I have a pressure barrel of pilsner (Munton's premier range). I have drawn off a few pints over the last couple of weeks, but still very flat. It is a good month since I transferred it from the FV to the barrel and primed with brewing sugar.

Should I open it up and chuck in some more sugar? If so how much?

Or is there anything else I need to do.

I moved it to the garage (cooler than the house) at about 14 days in the barrel at warm room temp.

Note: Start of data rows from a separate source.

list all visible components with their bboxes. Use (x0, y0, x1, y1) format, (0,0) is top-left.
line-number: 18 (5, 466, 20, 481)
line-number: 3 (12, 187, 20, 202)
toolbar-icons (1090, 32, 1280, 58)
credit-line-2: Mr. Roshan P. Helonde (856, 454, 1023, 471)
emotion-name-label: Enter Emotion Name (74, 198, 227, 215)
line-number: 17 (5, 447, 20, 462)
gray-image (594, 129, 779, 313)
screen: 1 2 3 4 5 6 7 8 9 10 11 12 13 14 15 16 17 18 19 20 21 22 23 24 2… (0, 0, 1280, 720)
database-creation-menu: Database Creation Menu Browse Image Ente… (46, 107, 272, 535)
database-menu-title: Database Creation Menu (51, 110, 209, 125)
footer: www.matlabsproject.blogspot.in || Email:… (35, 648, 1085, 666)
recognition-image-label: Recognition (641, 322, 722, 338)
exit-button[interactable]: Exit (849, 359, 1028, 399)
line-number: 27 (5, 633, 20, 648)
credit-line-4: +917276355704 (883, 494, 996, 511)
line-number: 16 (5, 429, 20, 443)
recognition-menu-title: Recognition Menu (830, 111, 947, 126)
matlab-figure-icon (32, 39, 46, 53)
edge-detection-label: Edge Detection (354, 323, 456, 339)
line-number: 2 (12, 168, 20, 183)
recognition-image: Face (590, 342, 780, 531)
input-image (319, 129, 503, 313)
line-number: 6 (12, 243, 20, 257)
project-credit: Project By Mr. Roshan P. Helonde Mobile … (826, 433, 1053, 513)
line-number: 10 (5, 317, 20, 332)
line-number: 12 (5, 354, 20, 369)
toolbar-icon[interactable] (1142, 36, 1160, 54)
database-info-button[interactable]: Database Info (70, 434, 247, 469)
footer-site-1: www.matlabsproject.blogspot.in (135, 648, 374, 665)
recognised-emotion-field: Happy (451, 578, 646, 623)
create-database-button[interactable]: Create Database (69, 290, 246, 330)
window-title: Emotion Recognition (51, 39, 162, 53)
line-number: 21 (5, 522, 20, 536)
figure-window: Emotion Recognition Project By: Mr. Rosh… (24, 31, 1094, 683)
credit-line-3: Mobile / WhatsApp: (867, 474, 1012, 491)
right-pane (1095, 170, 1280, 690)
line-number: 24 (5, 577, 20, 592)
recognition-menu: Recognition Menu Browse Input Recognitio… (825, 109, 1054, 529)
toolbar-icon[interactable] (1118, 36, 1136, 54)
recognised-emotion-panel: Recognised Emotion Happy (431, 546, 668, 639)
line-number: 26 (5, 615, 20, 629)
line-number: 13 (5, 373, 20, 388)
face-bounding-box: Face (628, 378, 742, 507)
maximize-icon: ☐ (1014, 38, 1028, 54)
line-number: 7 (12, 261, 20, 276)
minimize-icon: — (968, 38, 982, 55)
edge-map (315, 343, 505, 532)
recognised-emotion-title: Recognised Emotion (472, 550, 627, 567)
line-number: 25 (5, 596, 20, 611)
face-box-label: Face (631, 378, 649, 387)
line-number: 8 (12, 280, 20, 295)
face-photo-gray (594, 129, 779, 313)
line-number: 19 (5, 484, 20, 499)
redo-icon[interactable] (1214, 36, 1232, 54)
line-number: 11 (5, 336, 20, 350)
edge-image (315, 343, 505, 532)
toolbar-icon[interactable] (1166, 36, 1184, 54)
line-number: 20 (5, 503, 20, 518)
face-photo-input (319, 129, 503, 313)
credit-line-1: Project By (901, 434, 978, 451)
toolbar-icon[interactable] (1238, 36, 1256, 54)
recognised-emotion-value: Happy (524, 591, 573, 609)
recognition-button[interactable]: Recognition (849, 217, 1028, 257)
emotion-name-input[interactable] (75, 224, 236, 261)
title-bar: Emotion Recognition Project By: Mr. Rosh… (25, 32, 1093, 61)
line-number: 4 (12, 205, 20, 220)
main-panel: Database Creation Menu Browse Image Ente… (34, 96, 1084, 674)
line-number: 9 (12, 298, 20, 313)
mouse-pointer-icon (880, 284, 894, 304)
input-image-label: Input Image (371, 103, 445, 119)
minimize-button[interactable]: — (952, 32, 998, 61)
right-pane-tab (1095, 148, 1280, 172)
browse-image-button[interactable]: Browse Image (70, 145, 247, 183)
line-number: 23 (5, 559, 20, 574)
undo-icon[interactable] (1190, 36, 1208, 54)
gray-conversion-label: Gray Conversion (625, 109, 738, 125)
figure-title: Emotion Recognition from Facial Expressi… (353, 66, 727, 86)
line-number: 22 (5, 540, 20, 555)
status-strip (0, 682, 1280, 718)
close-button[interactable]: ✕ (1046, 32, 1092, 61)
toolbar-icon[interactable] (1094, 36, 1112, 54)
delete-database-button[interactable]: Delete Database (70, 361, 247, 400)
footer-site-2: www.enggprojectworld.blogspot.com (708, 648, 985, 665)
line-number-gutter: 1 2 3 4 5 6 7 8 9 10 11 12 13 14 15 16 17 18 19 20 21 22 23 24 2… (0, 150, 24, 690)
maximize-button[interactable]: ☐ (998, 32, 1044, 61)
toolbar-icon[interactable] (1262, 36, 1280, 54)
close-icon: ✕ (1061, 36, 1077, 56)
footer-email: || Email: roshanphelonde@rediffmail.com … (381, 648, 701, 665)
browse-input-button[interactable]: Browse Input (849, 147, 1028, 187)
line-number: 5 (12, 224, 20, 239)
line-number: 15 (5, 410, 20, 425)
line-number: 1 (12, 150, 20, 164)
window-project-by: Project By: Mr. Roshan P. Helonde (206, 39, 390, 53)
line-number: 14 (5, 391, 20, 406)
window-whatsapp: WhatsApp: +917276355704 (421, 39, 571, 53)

It also tastes very thin and watery.

Help please!!

Cheers

Steve
 
So what temperature as it been at and for how long. In my experience pressure barrels haven't held pressure, you want a Pilsner highly carbed so perhaps not the best thing to use. Did you check all the seals?
 
So what temperature as it been at and for how long. In my experience pressure barrels haven't held pressure, you want a Pilsner highly carbed so perhaps not the best thing to use. Did you check all the seals?

Hi Leon

It was at about 20 degrees for two weeks, the three weeks at around 16 degrees.

No leaks from the PB.

Cheers

Steve
 
Update:

It is all a matter of time, it seems.

Pleased to report a significant improvement in mouthfeel and a degree of carbonisation. The bubbles on the tongue make a massive difference, even if the bubbles are merely tickles rather than pops!